Phishers are always looking for a better brand to spoof and improve their success rates. They’re quick to switch out brands to keep their bait fresh, too. Keeping the tally of their favorites in a given period may afford insights into attack trends, but the better protection may be in identifying how they pick their favs to predict which brands they’ll likely target next. Armed with this data, predictive analytics may become the next top defensive maneuver against phishing attacks.
In the second quarter of this year, Microsoft Office 365 bumped Facebook off the top of the heap as the favorite brand to spoof, according to Vade Secure’s data. Spoofed Microsoft emails saw a 57 percent uptick in phishing URLs for the quarter. “As Microsoft continues to dominate the cloud market, it is becoming an even bigger target for corporate phishing attacks, but consumers should still be worried as well,” according to Vade Secure.
PayPal came in a distant second, with a 16 percent increase in phishing URLs, while Facebook dropped all the way to third after a 54 percent plummet in phishing URLs. Vade Secure credits Facebook’s recent aggressive security measures in the wake of the Cambridge Analytica scandal and international pressure to reduce fake news and fake accounts for the sudden drop in phishing URLs.
Attackers generally follow the money so it’s no surprise that seven companies in the financial services sector were in the Top 25 phishing targets. Bank of America saw the largest rise (135 percent increase) in phishing URLs. PayPal, Wells Fargo and Credit Agricole saw a slight rise, while Banque Populaire, Chase and USAA saw double-digit drops in phisher popularity.
The next highest-ranking industry was the cloud, with six such companies making the Top 25. Next was e-commerce/logistics (five companies), followed by internet/telco (four companies) and social media (three companies).
However, “the cloud dominated other sectors, representing 50% of total phishing URLs, followed by financial services (26%), social media (11%), e-commerce/logistics (8%), and internet/telco (5%),” according to Vade Secure’s data.
Microsoft and Netflix were both significant targets, with a 21 percent increase in phishing URLs aimed at the cloud industry. The big surprise was the three major cloud companies that saw double-digit declines—Google, Dropbox and DocuSign. Vade Secure found no definite reason for their sudden loss of appeal to attackers, noting in the case of Google, it could be an increase in efforts to guard Gmail accounts or the drop in corporate market share. The company didn’t hazard a guess at the reasoning behind the declines for Dropbox and DocuSign.
Predictive Analytics to the Defense
Vade Secure is a predictive email defense company. It uses a combination of AI, heuristic and behavioral analysis, along with data gleaned from millions of other mailboxes it protects, to predict and prevent email attacks. Using predictive analytics as part of the protective arsenal makes a lot of sense, which is why you’ll see an increasing number of vendors doing so.
However, security professionals stand to realize a significant gain in defensive posture if they deploy internal predictive analytics along with niche protective products for email and other communications.
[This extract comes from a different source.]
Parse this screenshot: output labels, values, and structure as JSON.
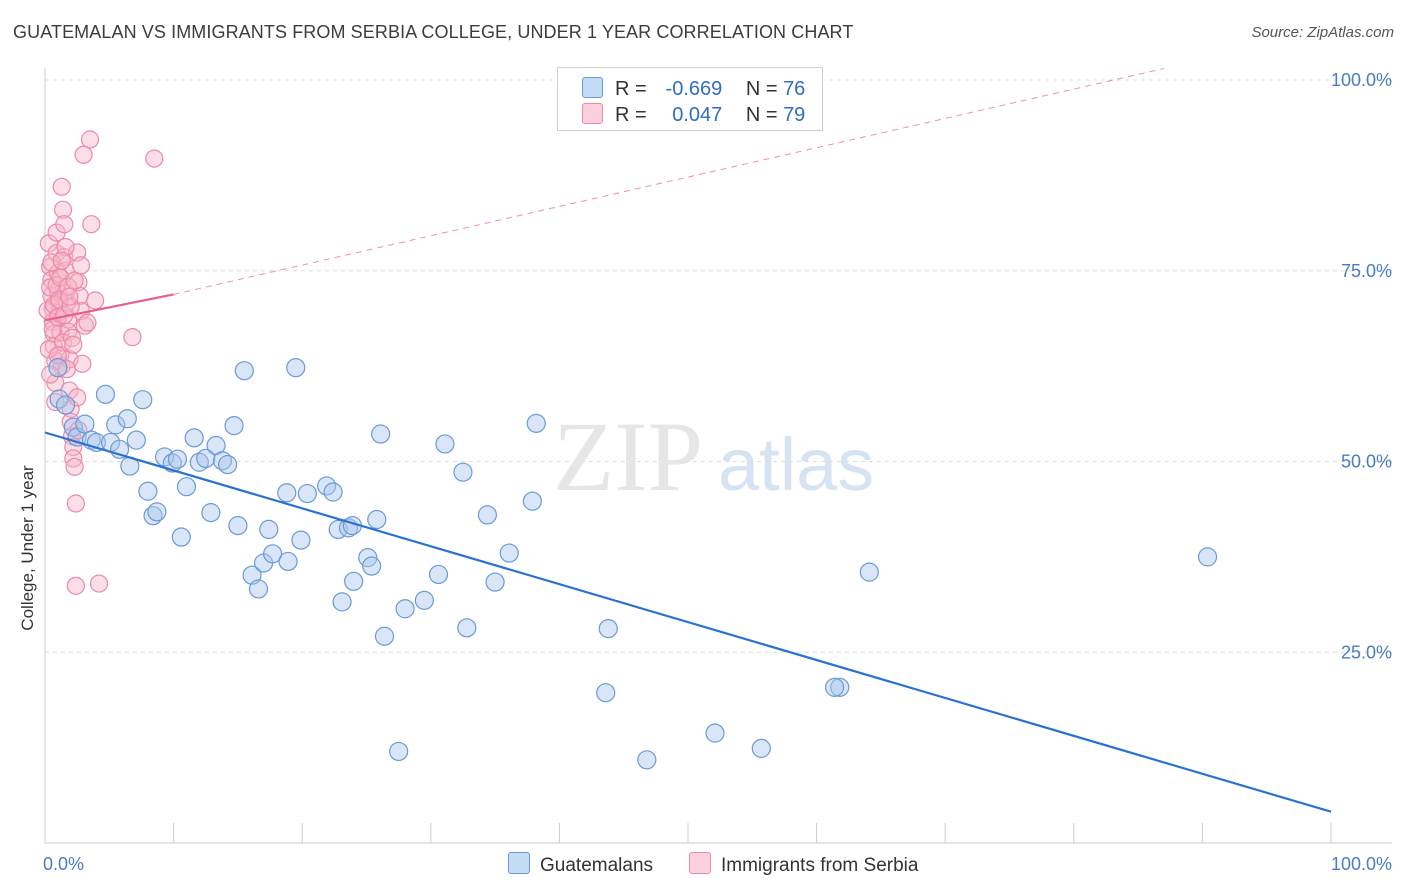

For example, by building a model using identifying inputs unique to employees and internal work patterns, predictive analytics can identify, predict and prevent both known and unknown threats much faster.
Think of it as a variation on the approach Vade Secure and other niche players are taking. They use multiple data sources and high volumes of data to train the AI. They also use more and varied inputs as points of comparison and detection in their models. If security professionals do the same by adding more internal data relevant to identifying or validating the source of communications, then predictive analytics becomes a serious obstacle to attackers. It can even be used to automatically determine and deploy a preventative defense before an attack occurs.
Look for more advances in AI, deep learning, machine learning and predictive analytics on the security front. In many use cases, they’ll be effectively layered and tied to automation for immediate responsive measures.
Just remember the bad guys have these same tools, too. Eventually you’ll be training AI for machine-to-machine combat. But then as is now, whoever has the most data and the best-devised models will win.
Always look to see how best to leverage the data you have and all the additional data you can find. Release the AI machines everywhere you can, aimed at “predicting and preventing.” If it looks like war games, that’s because it largely is.